Once there were three little pigs who lived together in mutual respect and
in harmony with their environment.  Using materials that were indigenous to
the area, they each built a beautiful house.  One pig built a house a straw,
one a house of sticks, and one a house of dung, clay, and creeper vines
shaped into bricks and baked in a small kiln.  When they were finished, the
pigs were satisfied with their work and settled back to live in peace and
self-determination.

But their idyll was soon shattered.  One day, along came a big bad wolf with
expansionist ideas.  He saw the pigs and grew very hungry, in both a
physical and an ideological sense. When the pigs saw the wolf, they ran into
the house of straw.  The wolf ran up to the house and banged on the door,
shouting, "Little pigs, little pigs, let me in!"

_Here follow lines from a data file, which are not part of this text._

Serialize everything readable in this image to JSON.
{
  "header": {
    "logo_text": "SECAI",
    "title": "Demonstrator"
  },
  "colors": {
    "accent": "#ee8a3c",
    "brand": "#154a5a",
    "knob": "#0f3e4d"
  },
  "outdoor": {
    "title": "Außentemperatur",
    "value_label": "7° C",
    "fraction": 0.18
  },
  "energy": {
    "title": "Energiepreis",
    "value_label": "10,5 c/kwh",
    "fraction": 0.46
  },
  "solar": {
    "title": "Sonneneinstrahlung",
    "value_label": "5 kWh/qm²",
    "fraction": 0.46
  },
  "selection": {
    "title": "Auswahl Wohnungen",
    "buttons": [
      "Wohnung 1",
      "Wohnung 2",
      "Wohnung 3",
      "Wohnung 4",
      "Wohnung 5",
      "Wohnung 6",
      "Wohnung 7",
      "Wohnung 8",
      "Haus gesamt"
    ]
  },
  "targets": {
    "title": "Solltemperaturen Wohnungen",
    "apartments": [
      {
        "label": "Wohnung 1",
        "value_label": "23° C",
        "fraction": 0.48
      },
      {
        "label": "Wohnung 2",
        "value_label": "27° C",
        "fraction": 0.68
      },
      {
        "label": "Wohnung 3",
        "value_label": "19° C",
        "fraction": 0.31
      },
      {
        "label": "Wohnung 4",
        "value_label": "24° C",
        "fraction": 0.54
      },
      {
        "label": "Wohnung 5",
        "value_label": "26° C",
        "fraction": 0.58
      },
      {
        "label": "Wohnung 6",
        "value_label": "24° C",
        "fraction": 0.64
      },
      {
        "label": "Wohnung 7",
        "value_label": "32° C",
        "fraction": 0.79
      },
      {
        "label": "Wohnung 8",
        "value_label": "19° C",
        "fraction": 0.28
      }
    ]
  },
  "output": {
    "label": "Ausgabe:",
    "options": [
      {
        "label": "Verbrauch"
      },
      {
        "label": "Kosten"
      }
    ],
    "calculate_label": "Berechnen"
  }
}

The pigs shouted back, "Your gunboat tactics hold no fear for pigs defending
their homes and culture."

But the wolf wasn't to be denied what he thought was his manifest destiny.
So he huffed and puffed and blew down the house of straw. The frightened
pigs ran to the house of sticks, with the wolf in  hot pursuit.  Where the
house of straw had stood, other wolves bought up the land and started a
banana plantation.

At the house of sticks, the wolf again banged on the door and shouted,
"Little pigs, little pigs, let me in!"

The pigs shouted back, "Go to hell, you carnivorous, imperialistic
oppressor!"

At this, the wolf chuckled condescendingly.  He thought to himself:  "They
are so childlike in their ways.  It will be a shame to see them go, but
progress cannot be stopped."

So the wolf huffed and puffed and blew down the house of sticks.  The pigs
ran to the house of bricks, with the wolf close at their heels. Where the
house of sticks had stood, other wolves built a time-share condo resort
complex for vacationing wolves, with each unit a fiberglass reconstruction
of the house of sticks, as will as native curio shops, snorkeling, and
dolphin shows.

At the house of bricks, the wolf again banged on the door and shouted,
"Little pigs, little pigs, let me in!"

This time in response, the pigs sang songs of solidarity and wrote letters
of protest to the United Nations.  By now the wolf was getting angry at the
pigs' refusal to see the situation from the carnivore's point of view.  So
he huffed and puffed, and huffed and puffed, the grabbed his chest and fell
over dead from a massive heart attack brought on from eating too many fatty
foods.  The three little pigs rejoiced that justice had triumphed and did
a little dance around the corpse of the wolf. Their next step was to
liberate their homeland. They grathered together a band of other pigs who
had been forced off their lands.  This new brigade of porcinistas attacked
the resort complex with machine guns and rocket launchers and slaughtered
the cruel wolf oppressors, sending a clear signal to the rest of the
hemisphere not to meddle in their internal affairs.  Then the pigs set up
a model socialist democracy with free education, universal health care, and
affordable housing for everyone.

Please note: The wolf in this story was a metaphorical construct.  No actual
wolves were harmed in the writing of the story.